Una volta c’era Pascal a scommettere su Dio, ora a scommettere sul calcio c’è Signori, che “un signore” non parrebbe proprio essere. Insomma, più di qualcosa è cambiato, e in peggio: “Uno che ruba per mangiare lo capisco, uno che ruba per ingrassare lo odio”, scrive un tifoso atalantino dell’(ex)idolo Cristiano Doni.
Qualsiasi tifoso degno di tal nome – chi ha scommesso sapendo della combine, ovviamente, non lo è – oggi non può non sentirsi preso per il culo: altro che salvezza, promozione o scudetto, per cosa abbiamo davvero sperato, imprecato, esultato e smadonnato fino a pochi giorni fa? “Cristo, pietà”, nemmeno possiamo dirlo, ce l’ha già scippato Beppe: ” Signori: Pietà”, battono le agenzie.
Che fare, dunque? Mentre la giustizia farà – si spera – giustizia, servirebbe uno sciopero del tifo a oltranza: al netto della maglia e della fede, farsi un esame collettivo di coscienza sportiva e decidere che A, B, C sono solo lettere truccate, non serie per cui credere, gioire e sportivamente morire. Avremo, non dico il coraggio, ma la semplice ragione per farlo? Ovviamente no, e questo dice molto di come le emozioni oggi siano – consapevolmente, a questo punto – in svendita dalla realtà, anzi, di come siano colpevolmente indifferenti alla realtà delle cose: sugli spalti, davanti alla tv, che cosa abbiamo tifato e che cosa continueremo a tifare? Il tabellino di un’associazione a delinquere o l’imprevedibilità del gioco?
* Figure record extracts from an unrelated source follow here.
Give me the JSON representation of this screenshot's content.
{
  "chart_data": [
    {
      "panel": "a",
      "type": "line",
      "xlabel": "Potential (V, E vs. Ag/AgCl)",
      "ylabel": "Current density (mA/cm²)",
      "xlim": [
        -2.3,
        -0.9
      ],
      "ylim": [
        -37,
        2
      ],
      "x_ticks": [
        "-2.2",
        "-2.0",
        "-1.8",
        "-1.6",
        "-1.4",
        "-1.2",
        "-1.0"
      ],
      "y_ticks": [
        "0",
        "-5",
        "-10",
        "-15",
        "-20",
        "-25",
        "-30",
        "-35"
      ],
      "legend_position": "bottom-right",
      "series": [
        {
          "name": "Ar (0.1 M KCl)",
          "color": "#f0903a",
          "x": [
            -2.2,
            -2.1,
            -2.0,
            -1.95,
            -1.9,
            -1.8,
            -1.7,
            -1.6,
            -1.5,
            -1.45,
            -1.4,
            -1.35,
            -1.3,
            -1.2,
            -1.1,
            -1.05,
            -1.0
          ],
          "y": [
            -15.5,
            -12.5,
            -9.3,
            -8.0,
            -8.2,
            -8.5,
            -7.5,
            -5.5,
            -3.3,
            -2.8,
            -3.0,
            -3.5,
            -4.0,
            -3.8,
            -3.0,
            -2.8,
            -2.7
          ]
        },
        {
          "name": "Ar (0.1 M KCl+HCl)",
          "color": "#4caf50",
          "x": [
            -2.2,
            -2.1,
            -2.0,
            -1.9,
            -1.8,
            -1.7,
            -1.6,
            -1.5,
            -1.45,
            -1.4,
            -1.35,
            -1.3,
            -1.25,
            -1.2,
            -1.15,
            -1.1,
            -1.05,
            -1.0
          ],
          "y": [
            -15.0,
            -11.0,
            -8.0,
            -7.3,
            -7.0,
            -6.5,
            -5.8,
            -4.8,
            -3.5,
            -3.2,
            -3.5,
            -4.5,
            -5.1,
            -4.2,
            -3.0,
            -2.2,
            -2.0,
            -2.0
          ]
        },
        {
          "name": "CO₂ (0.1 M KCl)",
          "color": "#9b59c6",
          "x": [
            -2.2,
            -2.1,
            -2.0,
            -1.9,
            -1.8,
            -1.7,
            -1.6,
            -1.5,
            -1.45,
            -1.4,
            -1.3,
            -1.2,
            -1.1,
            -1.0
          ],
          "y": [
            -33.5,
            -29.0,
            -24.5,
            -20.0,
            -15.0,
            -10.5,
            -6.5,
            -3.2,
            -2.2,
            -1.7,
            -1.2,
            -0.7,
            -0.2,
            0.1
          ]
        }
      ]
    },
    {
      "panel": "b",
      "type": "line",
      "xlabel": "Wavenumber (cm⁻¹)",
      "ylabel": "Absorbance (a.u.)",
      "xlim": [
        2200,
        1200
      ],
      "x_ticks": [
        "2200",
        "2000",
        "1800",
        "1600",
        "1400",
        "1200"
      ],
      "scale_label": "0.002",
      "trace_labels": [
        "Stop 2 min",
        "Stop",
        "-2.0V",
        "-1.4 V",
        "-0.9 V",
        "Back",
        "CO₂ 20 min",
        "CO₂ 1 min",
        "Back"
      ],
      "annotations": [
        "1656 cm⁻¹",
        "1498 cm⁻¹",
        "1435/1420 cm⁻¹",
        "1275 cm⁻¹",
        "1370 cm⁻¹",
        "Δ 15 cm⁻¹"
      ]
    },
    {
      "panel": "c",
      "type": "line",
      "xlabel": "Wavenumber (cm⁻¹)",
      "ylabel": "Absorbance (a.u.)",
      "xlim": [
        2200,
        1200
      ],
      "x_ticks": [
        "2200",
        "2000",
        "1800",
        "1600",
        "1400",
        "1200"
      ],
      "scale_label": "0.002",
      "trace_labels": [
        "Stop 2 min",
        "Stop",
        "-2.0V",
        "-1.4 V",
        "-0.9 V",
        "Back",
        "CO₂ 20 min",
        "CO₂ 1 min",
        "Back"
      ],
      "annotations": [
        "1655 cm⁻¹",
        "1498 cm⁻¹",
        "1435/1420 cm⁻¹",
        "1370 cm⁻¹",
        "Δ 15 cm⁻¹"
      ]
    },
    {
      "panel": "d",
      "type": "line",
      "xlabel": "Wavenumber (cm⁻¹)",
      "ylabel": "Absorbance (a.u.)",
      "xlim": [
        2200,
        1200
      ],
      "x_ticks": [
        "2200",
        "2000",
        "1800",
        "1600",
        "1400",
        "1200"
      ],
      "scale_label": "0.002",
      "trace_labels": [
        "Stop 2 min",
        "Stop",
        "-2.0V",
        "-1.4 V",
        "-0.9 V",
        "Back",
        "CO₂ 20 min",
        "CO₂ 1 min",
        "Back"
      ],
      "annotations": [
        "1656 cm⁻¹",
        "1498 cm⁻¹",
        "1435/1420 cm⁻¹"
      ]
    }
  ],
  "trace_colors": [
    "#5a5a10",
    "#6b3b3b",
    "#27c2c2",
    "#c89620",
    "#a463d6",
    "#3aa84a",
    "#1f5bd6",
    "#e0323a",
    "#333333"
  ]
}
Già la lettera dei nomi coinvolti fa propendere per la prima ipotesi: Doni i doni parrebbe farli più al suo portafoglio che all’Atalanta; Bettarini è già stato diviso in due: Bet-tarini; Signori è Venghino Signori, perché rien ne va plus, les jueux sont faits, chiedere a “zingari”, “albanesi” e “bolognesi” per credere.
Se la giustizia confermerà, su tutte credo un’immagine rimarrà indelebile: 19 marzo 2011, Doni che alza la maglia e dedica al padre il suo primo gol su rigore al Piacenza (3 a 0, una comica triste e truffaldina). Alla Festa del Papà non si comanda, viceversa, il calcio si può comandare?